His oncologist doesn't want to touch the protocol, since "you shouldn't get off a winning horse". Do I ask for stoppage of ADT and a move to BAT? I would support any therapy that would give my dad the best chance at longer meaningful survival with this disease, but it just seems to hard to find out what to do. The conversional wisdom is ADT for life, but then again I'm reading lots of insight that suggests otherwise...

Arthur

pjoshea13 profile image
pjoshea13 in reply to curious-mind

Arthur,

"The conversional wisdom is ADT for life" - true enough - but "life" is optimistic. Most men on ADT alone become resistant within 18-24 months. Zytiga + Avodart & metformin should extend effectiveness, perhaps significantly, but, depending on age, one shouldn't expect the protocol to be effective forever.

The problem with resistance is that the PCa cells will have evolved to a state where they are difficult to manage. A potential benefit of BAT is that the monthly testosterone [T] shots interfere with the adaption to very low T levels. BAT might delay CRPC indefinitely in some men.

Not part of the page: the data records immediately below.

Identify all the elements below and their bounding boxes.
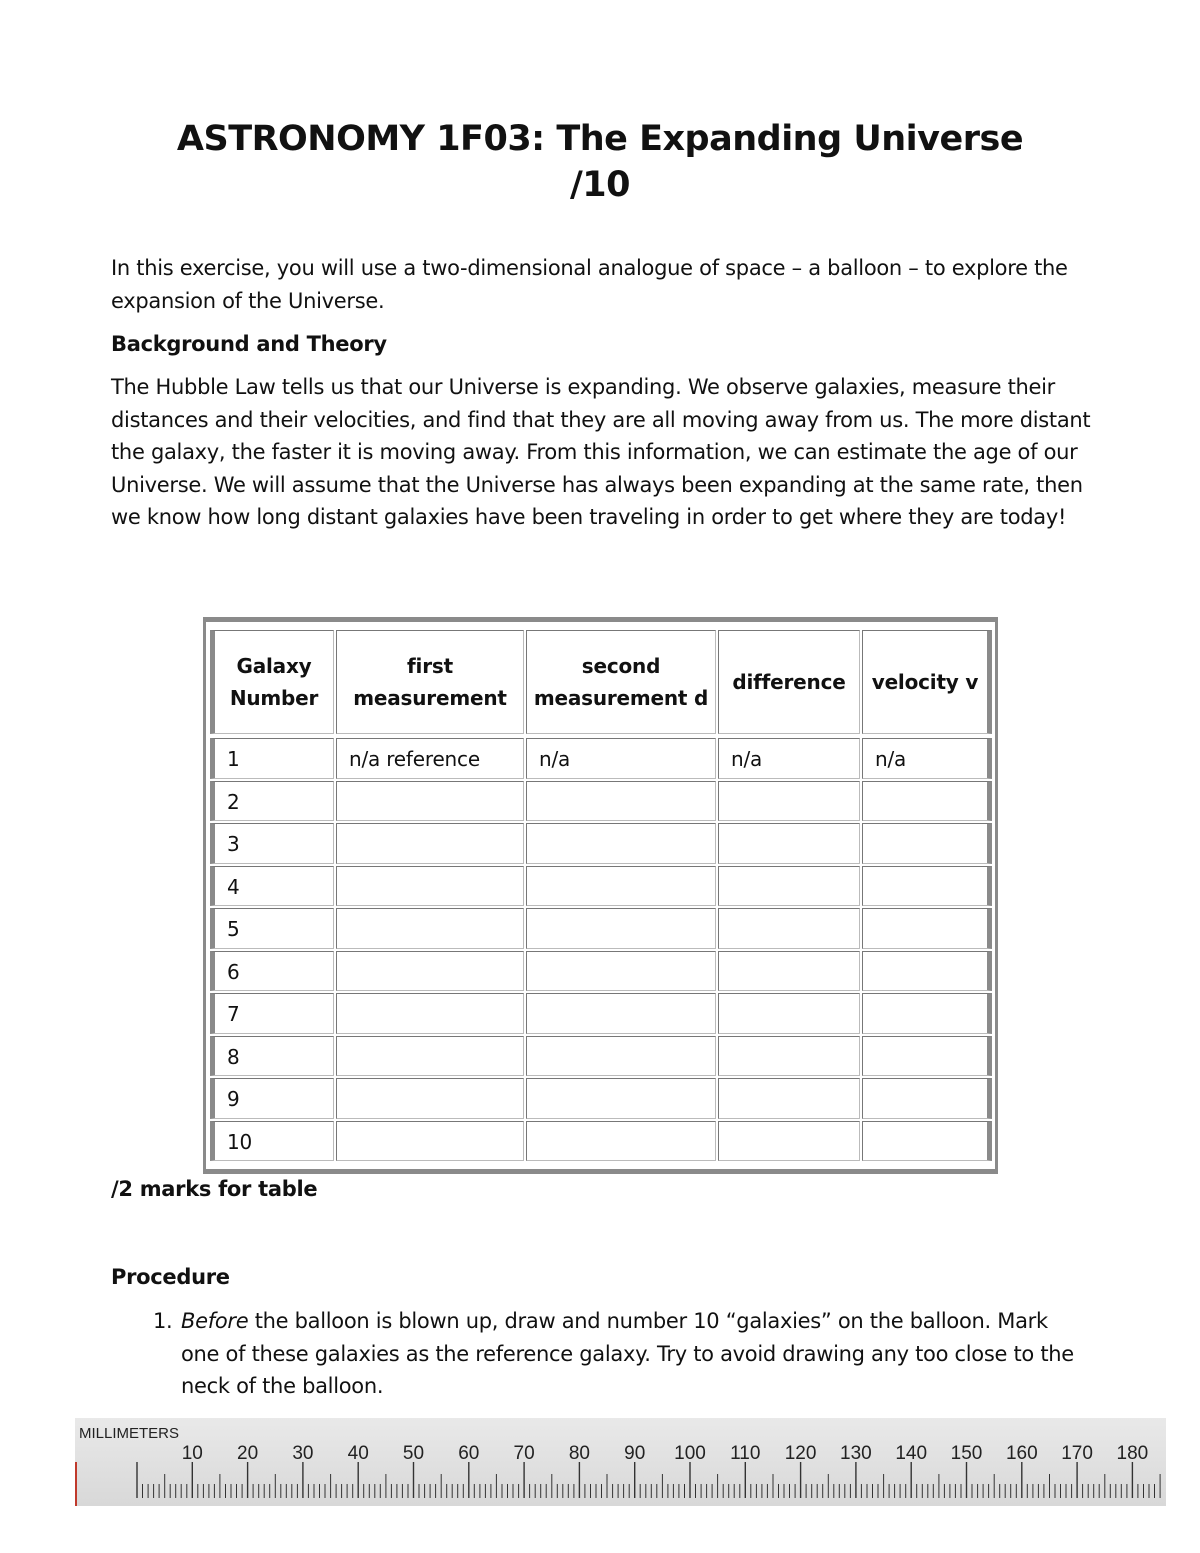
ruler-label: 160 (1005, 1443, 1038, 1464)
cell-galaxy-number: 7 (210, 993, 334, 1034)
cell-difference[interactable] (718, 866, 860, 907)
cell-difference[interactable] (718, 1078, 860, 1119)
millimeter-ruler (75, 1418, 1166, 1506)
cell-second-measurement[interactable] (526, 866, 716, 907)
ruler-label: 30 (292, 1443, 314, 1464)
cell-first-measurement[interactable] (336, 823, 524, 864)
intro-paragraph: In this exercise, you will use a two-dimensional analogue of space – a balloon – to explore the expansion of the Universe. (111, 256, 1068, 313)
ruler-label: 110 (730, 1443, 761, 1464)
step-text (181, 1305, 1091, 1403)
step-number: 1. (153, 1309, 173, 1333)
cell-second-measurement[interactable] (526, 993, 716, 1034)
cell-velocity[interactable] (862, 993, 992, 1034)
cell-velocity[interactable]: n/a (862, 738, 992, 779)
ruler-label: 100 (674, 1443, 706, 1464)
cell-galaxy-number: 9 (210, 1078, 334, 1119)
ruler-label: 90 (624, 1443, 646, 1464)
header-galaxy-number: Galaxy Number (210, 630, 334, 734)
ruler-label: 50 (402, 1443, 425, 1464)
cell-velocity[interactable] (862, 866, 992, 907)
ruler-label: 170 (1061, 1443, 1093, 1464)
marks-note: /2 marks for table (111, 1177, 318, 1201)
cell-second-measurement[interactable]: n/a (526, 738, 716, 779)
cell-galaxy-number: 5 (210, 908, 334, 949)
cell-difference[interactable] (718, 951, 860, 992)
header-first-measurement: first measurement (336, 630, 524, 734)
cell-galaxy-number: 2 (210, 781, 334, 822)
ruler-label: 80 (568, 1443, 590, 1464)
cell-difference[interactable] (718, 908, 860, 949)
cell-first-measurement[interactable] (336, 1121, 524, 1162)
cell-difference[interactable] (718, 993, 860, 1034)
header-difference: difference (718, 630, 860, 734)
cell-velocity[interactable] (862, 1078, 992, 1119)
cell-first-measurement[interactable] (336, 908, 524, 949)
cell-first-measurement[interactable]: n/a reference (336, 738, 524, 779)
step-emphasis: Before (181, 1309, 249, 1333)
cell-second-measurement[interactable] (526, 1036, 716, 1077)
cell-second-measurement[interactable] (526, 823, 716, 864)
cell-second-measurement[interactable] (526, 781, 716, 822)
step-body: the balloon is blown up, draw and number 10 “galaxies” on the balloon. Mark one of these galaxies as the reference galaxy. Try to avoid drawing any too close to the neck of the balloon. (181, 1309, 1074, 1398)
cell-difference[interactable] (718, 1121, 860, 1162)
cell-velocity[interactable] (862, 951, 992, 992)
cell-difference[interactable] (718, 781, 860, 822)
cell-galaxy-number: 6 (210, 951, 334, 992)
cell-galaxy-number: 10 (210, 1121, 334, 1162)
cell-first-measurement[interactable] (336, 993, 524, 1034)
cell-velocity[interactable] (862, 823, 992, 864)
ruler-label: 180 (1116, 1443, 1149, 1464)
title-line-1: ASTRONOMY 1F03: The Expanding Universe (176, 119, 1024, 159)
ruler-label: 150 (950, 1443, 983, 1464)
cell-difference[interactable] (718, 1036, 860, 1077)
cell-difference[interactable] (718, 823, 860, 864)
background-paragraph: The Hubble Law tells us that our Universe is expanding. We observe galaxies, measure their distances and their velocities, and find that they are all moving away from us. The more distant the galaxy, the faster it is moving away. From this information, we can estimate the age of our Universe. We will assume that the Universe has always been expanding at the same rate, then we know how long distant galaxies have been traveling in order to get where they are today! (111, 375, 1091, 529)
ruler-unit-label: MILLIMETERS (79, 1425, 180, 1442)
ruler-label: 40 (347, 1443, 369, 1464)
ruler-label: 140 (895, 1443, 928, 1464)
header-velocity: velocity v (862, 630, 992, 734)
ruler-label: 70 (513, 1443, 535, 1464)
header-second-measurement: second measurement d (526, 630, 716, 734)
cell-second-measurement[interactable] (526, 908, 716, 949)
ruler-label: 120 (784, 1443, 817, 1464)
ruler-graphic (75, 1418, 1166, 1506)
cell-difference[interactable]: n/a (718, 738, 860, 779)
cell-second-measurement[interactable] (526, 951, 716, 992)
title-line-2: /10 (570, 165, 630, 205)
cell-second-measurement[interactable] (526, 1078, 716, 1119)
cell-first-measurement[interactable] (336, 866, 524, 907)
cell-galaxy-number: 3 (210, 823, 334, 864)
cell-galaxy-number: 4 (210, 866, 334, 907)
cell-second-measurement[interactable] (526, 1121, 716, 1162)
cell-velocity[interactable] (862, 781, 992, 822)
cell-first-measurement[interactable] (336, 1078, 524, 1119)
ruler-label: 60 (458, 1443, 480, 1464)
procedure-heading: Procedure (111, 1265, 230, 1289)
ruler-label: 20 (237, 1443, 259, 1464)
ruler-label: 10 (181, 1443, 203, 1464)
cell-velocity[interactable] (862, 1121, 992, 1162)
cell-first-measurement[interactable] (336, 781, 524, 822)
cell-first-measurement[interactable] (336, 951, 524, 992)
table-body (206, 622, 995, 1169)
cell-galaxy-number: 8 (210, 1036, 334, 1077)
cell-velocity[interactable] (862, 908, 992, 949)
page-title (0, 116, 1200, 208)
measurement-table (203, 617, 998, 1174)
cell-galaxy-number: 1 (210, 738, 334, 779)
cell-first-measurement[interactable] (336, 1036, 524, 1077)
background-heading: Background and Theory (111, 332, 387, 356)
ruler-label: 130 (840, 1443, 872, 1464)
cell-velocity[interactable] (862, 1036, 992, 1077)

You might want to get an opinion from someone at Johns Hopkins who is involved with BAT. Dr. Sam Denmeade heads up the research.

-Patrick

curious-mind profile image
curious-mind

Thanks, Patrick for the info, we'll definitely start looking BAT up. Is it accurate to say that if my dad stays undetectable, this delays the progression of the disease, since it means the number of actual PCa cells in his body is too low to create a dangerous number of CRPC cell mutations?

We're hoping that every month or three that he remains undetectable is buying him time in the future, when new therapies might emerge for CRPC.

Lastly, is it possible to use BAT when someone is already CRPC?

Thanks,

Arthur

pjoshea13 profile image
pjoshea13

Arthur,

Most of the changes that occur on the way to CRPC are induced by ADT, so it seems reasonable to delay when the PSA doubling time is long.

Some CRPC men do respond well to testosterone:

"A randomized phase 1 study of testosterone replacement for patients with low-risk castration-resistant prostate cancer.

ncbi.nlm.nih.gov/pubmed/192...

Denmeade's latest published study is:

"Bipolar androgen therapy in men with metastatic castration-resistant prostate cancer after progression on enzalutamide: an open-label, phase 2, multicohort study."

ncbi.nlm.nih.gov/pubmed/292...

-Patrick

curious-mind profile image
curious-mind

Thanks, Patrick, will read up those papers.